Dalam pendekatan Grounded Theory, teori yang sudah ada harus diletakkan sesuai dengan maksud penelitian yang dikerjakan:
Penelitian yang bermaksud menemukan teori dari dasar;
- Jika peneliti menghadapi kesulitan dalam hal konsep ketika merumuskan masalah, membangun kerangka berpikir, dan menyusun bahan wawancara, maka konsep-konsep yang digunakan oleh teori terdahulu dapat dipinjam untuk sementara sampai ditemukan konsep yang sebenarnya dari kancah.
- Jika penelitian dengan Grounded Theory menemukan teori yang memiliki hubungan dengan teori yang sudah dikenal, maka temuan baru itu merupakan sumbangan baru untuk memperluas teori yang sudah ada. Demikian pula, jika ternyata teori yang ditemukan identik dengan teori yang sudah ada, maka teori yang ada dapat dijadikan sebagai pengabsahan dari temuan baru itu.

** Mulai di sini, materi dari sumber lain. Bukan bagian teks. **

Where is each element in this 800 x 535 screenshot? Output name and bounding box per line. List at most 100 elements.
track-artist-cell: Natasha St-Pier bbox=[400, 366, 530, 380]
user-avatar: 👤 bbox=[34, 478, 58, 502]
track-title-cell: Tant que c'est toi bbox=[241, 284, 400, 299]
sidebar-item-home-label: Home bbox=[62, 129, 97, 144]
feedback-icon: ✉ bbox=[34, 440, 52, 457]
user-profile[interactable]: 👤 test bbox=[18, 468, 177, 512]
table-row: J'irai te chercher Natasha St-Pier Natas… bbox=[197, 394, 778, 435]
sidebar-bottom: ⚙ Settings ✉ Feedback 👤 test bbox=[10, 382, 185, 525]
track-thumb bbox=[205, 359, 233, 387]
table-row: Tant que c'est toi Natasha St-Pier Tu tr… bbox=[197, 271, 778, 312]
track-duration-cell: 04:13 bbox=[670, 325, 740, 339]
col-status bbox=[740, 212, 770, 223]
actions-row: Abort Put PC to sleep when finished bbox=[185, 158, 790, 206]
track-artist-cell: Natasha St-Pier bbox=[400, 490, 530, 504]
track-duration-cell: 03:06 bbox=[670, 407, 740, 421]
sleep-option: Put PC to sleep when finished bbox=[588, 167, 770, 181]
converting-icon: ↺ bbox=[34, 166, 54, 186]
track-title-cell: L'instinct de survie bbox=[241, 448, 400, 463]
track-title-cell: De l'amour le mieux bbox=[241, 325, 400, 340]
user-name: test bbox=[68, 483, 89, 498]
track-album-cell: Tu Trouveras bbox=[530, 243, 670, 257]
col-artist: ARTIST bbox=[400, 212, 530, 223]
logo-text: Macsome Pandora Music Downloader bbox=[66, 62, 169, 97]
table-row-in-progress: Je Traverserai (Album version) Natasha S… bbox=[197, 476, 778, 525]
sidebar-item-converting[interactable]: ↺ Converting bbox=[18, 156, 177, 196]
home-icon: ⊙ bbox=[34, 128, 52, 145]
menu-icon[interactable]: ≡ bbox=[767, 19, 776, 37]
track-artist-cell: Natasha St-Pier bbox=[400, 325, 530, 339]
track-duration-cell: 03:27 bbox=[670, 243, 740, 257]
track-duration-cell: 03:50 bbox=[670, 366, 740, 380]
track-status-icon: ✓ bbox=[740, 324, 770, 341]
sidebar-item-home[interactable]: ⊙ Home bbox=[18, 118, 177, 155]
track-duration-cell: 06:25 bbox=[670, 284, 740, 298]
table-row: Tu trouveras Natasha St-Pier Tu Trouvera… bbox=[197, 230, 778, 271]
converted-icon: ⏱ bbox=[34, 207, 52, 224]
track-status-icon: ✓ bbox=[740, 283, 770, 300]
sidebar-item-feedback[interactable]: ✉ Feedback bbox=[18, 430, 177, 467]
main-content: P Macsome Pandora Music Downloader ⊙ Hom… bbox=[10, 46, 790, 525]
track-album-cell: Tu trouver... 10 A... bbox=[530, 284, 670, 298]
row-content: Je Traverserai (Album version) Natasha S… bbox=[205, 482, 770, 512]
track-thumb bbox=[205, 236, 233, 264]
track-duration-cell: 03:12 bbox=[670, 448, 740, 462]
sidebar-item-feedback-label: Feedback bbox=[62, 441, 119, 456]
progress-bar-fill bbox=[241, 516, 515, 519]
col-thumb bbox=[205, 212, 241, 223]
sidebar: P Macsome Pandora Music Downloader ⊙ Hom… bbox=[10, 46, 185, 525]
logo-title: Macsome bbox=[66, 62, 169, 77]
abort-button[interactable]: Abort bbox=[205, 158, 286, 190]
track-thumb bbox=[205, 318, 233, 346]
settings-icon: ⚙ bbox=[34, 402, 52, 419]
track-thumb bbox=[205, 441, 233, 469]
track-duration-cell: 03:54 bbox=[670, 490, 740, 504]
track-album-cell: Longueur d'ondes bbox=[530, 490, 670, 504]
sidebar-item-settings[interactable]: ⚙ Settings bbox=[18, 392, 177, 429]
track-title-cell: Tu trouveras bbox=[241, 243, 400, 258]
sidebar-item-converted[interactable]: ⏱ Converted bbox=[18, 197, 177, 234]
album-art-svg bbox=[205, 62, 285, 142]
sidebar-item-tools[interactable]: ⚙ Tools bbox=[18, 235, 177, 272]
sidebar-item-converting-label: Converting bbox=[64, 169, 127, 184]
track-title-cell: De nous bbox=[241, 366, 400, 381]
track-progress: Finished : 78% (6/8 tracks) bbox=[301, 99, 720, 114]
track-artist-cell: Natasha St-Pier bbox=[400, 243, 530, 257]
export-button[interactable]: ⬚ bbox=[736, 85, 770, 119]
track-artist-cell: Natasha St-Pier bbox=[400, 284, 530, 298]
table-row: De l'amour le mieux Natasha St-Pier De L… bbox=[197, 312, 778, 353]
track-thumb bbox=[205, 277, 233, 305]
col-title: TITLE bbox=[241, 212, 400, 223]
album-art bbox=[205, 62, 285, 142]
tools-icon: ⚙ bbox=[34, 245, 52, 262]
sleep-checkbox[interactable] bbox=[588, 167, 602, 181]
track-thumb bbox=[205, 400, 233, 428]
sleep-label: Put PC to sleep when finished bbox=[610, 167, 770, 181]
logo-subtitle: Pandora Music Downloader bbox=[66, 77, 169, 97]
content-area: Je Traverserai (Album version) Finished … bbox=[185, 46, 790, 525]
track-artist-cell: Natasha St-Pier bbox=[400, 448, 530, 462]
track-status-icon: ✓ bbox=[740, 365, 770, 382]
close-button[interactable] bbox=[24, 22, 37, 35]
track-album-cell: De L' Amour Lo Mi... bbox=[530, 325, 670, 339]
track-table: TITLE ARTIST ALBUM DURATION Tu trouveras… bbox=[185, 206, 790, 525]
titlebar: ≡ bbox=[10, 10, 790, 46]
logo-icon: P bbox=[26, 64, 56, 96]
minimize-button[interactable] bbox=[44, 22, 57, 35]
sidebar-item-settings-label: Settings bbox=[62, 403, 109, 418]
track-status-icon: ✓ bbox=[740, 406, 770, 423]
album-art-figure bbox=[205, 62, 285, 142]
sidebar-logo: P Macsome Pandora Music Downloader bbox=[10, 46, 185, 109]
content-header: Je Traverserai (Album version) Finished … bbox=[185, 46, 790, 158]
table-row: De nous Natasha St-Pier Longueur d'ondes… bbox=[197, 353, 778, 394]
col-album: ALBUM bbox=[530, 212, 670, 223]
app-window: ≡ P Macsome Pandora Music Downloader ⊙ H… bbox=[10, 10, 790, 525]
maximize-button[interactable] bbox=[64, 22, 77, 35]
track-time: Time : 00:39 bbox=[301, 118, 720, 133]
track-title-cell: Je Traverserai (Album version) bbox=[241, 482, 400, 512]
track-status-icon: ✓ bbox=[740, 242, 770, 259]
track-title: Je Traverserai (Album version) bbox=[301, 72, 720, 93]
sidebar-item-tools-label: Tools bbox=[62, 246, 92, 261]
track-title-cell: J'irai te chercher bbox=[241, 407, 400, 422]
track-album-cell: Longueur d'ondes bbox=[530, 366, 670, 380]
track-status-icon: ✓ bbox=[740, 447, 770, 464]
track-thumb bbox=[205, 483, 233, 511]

- Jika peneliti sudah menemukan kategori-kategori dari data yang dikumpulkan, maka ia perlu memeriksa apakah sistem kategori serupa telah ada sebelumnya. Jika ya, maka peneliti perlu memahami tentang apa saja yang dikatakan oleh peneliti lain tentang kategori tersebut, tetapi bukan untuk mengikutinya. Penelitian yang bermaksud memperluas teori;
- Jika penelitian bermaksud untuk memperluas teori yang telah ada, maka penelitian dapat dimulai dari teori tersebut dengan merujuk kerangka umum teori itu. Dengan kata lain, kerangka teoritik yang sudah ada bisa digunakan untuk menginterpretasi dan mendekati data. Namun demikian, penelitian yang sekarang harus dikembangkan secara tersendiri dan terlepas dari teori sebelumnya. Dengan demikian, penelitian dapat dengan bebas memilih data yang dikumpulkan, sehingga memungkinkan teori awalnya dapat diubah, ditambah, atau dimodifikasi.
- Jika penelitian sekarang bertolak dari teori yang sudah ada, maka ia dapat dimanfaatkan untuk menyusun sejumlah pertanyaan atau menjadi pedoman dalam pengamatan /wawancara untuk mengumpul data awal.
- Jika temuan penelitian sekarang berbeda dari teori yang sudah ada, maka peneliti dapat menjelaskan bagaimana dan mengapa temuannya berbeda dengan teori yang ada.
ANALISIS DATA
Pada
esensinya kegiatan pengumpulan dan analisis data dalam Grounded Theory
adalah proses yang saling berkaitan erat, dan harus dilakukan secara
bergantian (siklus). Karena itu kegiatan analisis --yang dibicarakan
pada bagian berikut-- telah dikerjakan pada saat pengumpulan data sedang
berlangsung.
Kegiatan
analisis dalam penelitian ini dilakukan dalam bentuk pengkodean
(coding). Pengkodean merupakan proses penguraian data, pengonsepan, dan
penyusunan kembali dengan cara baru. Tujuan pengkodean dalam penelitian
Grounded Theory adalah untuk; (a) menyusun teori, (b) memberikan
ketepatan proses penelitian, (c) membantu peneliti mengatasi bias dan
asumsi yang keliru, dan (d) memberikan landasan, memberikan kepadatan
makna, dan mengembangkan kepekaan untuk menghasilkan teori.
Terdapat
dua prosedur analisis yang merupakan dasar bagi proses pengkodean,
yaitu; (a) pembuatan perbandingan secara terus-menerus (the constant
comparative methode of analysis); dan (b) pengajuan pertanyaan. Dalam
konteks penelitian Grounded Theory, hal-hal yang diperbandingkan itu
cukup beragam, yang intinya berada pada sekitar; (i) relevansi fenomena
atau data yang ditemukan dengan permasalahan pokok penelitian, dan (ii)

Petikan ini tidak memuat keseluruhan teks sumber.